45

 

De 18e zondag na Trinitatis

 

De gelijkenis van het koninklijke bruiloftsmaal

 

Matth.22, 1-14: En Jezus antwoordde en sprak wederom in gelijkenissen tot hen en zeide: Het Koninkrijk der hemelen is gelijk aan een koning, die voor zijn zoon een bruiloft aanrichtte. En hij zond zijn slaven uit om de ter bruiloft genodigden te roepen, doch zij wilden niet komen. Wederom zond hij andere slaven uit, met de boodschap: Zegt de genodigden: Zie, ik heb mijn maaltijd bereid, mijn ossen en gemeste beesten zijn ge­slacht en alles is gereed; komt ter bruiloft. Maar zij sloegen er geen acht op en gingen heen, de een naar zijn akker, de ander naar zijn zaken. De overigen grepen zijn slaven, en zij mishan­delden en doodden hen. En de koning werd toornig, en hij zond zijn legers uit en verdelgde die moordenaars en stak hun stad in brand. Toen zeide hij tot zijn slaven: De bruiloft is wel gereed, maar de genodigden waren het niet waard. Gaat daarom naar de kruispunten der wegen en nodigt allen, die gij aantreft, tot de bruiloft. En die slaven gingen naar de kruispunten der wegen en verzamelden allen, die zij aantroffen, zowel slechten als goeden. En de bruiloftszaal werd vol met hen, die aanlagen. Toen de koning binnentrad om hen, die aanlagen, te overzien, zag hij daar iemand, die geen bruiloftskleed aanhad. En hij zeide tot hem: Vriend, hoe zijt gij hier gekomen zonder bruilofts­kleed? En hij verstomde. Toen zeide de koning tot de bedien­den: Bindt hem aan handen en voeten en werpt hem uit in de buitenste duisternis; daar zal het geween zijn en het tandenge­knars. Want velen zijn geroepen, maar weinigen uitverkoren.

 

(26 april 1872)

 

Hier ligt de gelijkenis van een bruiloft voor u, waarmee Ik de Farizeeën hun eigen intriges en de gevolgen daarvan duidelijk wilde maken; want zij leefden steeds in de waan, dat niemand hun streken doorzag. Ik, die probeerde hen tot betere inzichten te brengen, verhulde bij veel gelegenheden Mijn woorden en vermaningen, die Ik tot hen richtte, in gelijkenissen die voor de Farizeeën wel, maar voor het volk niet altijd begrijpelijk waren. Ik wilde hun autoriteit, hun aanzien bij het volk niet helemaal te niet doen, zolang zij nog voor verbetering vatbaar waren. Omdat Ik echter altijd de spijker op de kop sloeg, groeide hun woede tegen Mij steeds meer, totdat hun uiteindelijk, zoals het bestemd was, gelegenheid en macht gegeven werd om aan Mij te vervullen wat de profeten reeds lang geleden voorzegd hadden en wat Ik ook Mijn discipelen als Mijn toekomstig lot en einde geprofeteerd had.

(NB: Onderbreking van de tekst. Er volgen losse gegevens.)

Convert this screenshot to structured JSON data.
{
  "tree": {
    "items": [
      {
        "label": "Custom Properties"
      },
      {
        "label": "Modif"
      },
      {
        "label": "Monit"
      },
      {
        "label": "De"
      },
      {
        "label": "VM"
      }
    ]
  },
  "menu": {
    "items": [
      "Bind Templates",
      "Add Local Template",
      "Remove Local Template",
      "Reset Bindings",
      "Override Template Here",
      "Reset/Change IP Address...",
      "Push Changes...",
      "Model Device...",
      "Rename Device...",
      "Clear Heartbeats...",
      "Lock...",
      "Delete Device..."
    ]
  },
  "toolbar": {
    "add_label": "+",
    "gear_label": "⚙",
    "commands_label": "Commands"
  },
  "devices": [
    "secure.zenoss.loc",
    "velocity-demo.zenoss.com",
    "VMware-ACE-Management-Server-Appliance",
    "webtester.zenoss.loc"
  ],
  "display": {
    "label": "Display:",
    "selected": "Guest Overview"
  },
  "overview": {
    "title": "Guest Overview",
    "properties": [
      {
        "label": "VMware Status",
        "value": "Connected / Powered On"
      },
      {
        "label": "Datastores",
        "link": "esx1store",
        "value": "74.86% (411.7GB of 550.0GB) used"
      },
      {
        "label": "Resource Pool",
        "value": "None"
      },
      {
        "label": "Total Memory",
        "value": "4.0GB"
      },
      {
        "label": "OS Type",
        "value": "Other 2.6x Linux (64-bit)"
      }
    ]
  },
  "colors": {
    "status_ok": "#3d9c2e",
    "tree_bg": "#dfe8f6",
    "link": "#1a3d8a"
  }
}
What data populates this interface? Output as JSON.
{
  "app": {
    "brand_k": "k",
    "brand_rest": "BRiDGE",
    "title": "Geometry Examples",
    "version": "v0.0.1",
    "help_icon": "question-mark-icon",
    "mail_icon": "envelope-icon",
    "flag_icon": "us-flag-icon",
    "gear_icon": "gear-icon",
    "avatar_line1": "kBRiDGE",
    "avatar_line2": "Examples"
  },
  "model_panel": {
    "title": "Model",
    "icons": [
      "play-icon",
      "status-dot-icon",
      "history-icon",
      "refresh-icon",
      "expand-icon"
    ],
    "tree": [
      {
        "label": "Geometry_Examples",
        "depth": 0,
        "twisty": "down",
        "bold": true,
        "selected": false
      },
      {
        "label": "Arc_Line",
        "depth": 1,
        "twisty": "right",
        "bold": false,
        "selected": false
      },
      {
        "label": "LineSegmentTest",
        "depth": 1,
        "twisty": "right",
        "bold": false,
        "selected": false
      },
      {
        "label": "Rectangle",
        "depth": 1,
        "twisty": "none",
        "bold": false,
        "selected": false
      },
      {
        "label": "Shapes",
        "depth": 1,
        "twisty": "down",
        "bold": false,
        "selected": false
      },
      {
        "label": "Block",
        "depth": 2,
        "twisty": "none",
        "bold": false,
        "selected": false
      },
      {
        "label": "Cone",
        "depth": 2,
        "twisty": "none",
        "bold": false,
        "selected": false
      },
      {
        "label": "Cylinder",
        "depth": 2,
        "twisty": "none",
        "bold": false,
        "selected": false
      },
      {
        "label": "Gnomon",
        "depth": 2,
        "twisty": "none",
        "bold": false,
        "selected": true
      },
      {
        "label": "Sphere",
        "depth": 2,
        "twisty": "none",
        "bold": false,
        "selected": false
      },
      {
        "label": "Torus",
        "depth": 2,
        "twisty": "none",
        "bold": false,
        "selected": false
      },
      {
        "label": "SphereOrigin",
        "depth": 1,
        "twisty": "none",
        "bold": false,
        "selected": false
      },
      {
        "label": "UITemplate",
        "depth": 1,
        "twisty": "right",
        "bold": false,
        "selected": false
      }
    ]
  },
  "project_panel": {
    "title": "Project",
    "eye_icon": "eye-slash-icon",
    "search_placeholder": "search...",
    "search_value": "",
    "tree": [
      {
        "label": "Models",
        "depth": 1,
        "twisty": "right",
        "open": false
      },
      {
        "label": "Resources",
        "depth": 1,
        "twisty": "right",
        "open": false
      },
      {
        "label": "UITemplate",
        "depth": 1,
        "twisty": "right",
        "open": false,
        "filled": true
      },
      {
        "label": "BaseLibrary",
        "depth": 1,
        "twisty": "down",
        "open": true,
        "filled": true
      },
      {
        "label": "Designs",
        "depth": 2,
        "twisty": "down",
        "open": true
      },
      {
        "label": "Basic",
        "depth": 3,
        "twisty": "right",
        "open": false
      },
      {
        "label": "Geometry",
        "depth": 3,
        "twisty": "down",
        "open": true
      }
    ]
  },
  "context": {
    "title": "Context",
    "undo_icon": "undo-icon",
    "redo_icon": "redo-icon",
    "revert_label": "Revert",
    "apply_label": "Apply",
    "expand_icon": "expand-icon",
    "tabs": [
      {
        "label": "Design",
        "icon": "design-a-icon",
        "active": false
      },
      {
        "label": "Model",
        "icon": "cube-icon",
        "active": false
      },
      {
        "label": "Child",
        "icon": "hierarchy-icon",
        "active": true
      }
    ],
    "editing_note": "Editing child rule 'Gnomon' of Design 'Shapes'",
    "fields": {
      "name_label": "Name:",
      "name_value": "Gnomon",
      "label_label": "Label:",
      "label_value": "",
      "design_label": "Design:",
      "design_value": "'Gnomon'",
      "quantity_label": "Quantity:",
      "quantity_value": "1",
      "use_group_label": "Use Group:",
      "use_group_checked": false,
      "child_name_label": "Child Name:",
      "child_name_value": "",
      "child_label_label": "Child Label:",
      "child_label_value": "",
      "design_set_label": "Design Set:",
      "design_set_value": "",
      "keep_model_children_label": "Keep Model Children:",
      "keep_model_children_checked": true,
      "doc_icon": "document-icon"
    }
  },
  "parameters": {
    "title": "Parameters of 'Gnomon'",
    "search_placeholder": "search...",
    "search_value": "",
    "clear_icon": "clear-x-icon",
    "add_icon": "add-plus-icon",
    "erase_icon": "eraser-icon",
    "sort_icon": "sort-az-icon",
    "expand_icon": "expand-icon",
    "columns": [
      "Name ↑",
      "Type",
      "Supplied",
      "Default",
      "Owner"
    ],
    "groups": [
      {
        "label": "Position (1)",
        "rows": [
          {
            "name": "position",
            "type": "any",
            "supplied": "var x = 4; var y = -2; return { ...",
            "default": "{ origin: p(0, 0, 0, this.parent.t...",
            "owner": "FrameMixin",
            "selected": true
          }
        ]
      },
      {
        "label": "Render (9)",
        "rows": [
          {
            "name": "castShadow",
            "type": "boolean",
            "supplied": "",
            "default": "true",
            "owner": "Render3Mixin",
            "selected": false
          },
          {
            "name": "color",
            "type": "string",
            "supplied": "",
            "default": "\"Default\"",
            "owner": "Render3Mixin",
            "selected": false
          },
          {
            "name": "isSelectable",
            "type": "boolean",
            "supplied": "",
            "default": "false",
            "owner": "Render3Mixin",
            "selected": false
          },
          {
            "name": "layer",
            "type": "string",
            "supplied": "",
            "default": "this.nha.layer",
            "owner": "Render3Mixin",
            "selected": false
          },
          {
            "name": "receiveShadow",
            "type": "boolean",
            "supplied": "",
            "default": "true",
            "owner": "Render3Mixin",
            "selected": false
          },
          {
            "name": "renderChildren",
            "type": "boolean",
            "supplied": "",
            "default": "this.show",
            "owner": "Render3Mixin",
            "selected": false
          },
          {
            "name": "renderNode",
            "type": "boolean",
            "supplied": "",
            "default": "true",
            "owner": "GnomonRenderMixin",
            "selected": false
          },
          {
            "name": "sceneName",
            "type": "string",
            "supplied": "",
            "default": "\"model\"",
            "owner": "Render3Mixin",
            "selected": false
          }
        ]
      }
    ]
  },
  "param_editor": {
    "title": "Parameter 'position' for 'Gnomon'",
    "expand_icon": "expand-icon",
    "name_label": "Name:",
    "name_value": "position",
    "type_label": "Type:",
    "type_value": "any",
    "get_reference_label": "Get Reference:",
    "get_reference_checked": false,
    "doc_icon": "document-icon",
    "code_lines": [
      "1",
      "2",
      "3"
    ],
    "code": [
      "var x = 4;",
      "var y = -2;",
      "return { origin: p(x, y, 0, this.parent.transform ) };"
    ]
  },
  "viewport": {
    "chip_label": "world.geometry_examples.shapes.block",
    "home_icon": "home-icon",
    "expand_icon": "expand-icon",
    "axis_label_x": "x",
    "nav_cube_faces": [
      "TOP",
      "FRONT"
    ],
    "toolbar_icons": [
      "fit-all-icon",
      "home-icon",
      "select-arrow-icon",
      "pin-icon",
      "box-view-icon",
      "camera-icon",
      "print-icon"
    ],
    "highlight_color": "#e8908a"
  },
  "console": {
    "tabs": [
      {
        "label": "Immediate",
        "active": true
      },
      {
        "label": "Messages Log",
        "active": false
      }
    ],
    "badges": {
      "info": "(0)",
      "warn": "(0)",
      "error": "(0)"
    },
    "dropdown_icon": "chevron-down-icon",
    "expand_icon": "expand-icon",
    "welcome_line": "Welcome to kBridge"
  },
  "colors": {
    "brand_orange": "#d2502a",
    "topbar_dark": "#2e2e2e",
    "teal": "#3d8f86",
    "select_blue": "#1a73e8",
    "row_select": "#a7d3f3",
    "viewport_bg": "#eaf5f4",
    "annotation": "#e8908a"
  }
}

Hier nu, in deze gelijkenis, vergeleek Ik het hemelrijk of de Vader in de hemel met een koning, die voor het feestmaal van zijn zoon uitnodigingen liet uitgaan aan vrienden en bekenden, maar overal een ontwijkend of afwijzend antwoord ontving. De hierover vertoornde koning nam wraak op hen door hun have en goed te laten verbranden en henzelf te doden.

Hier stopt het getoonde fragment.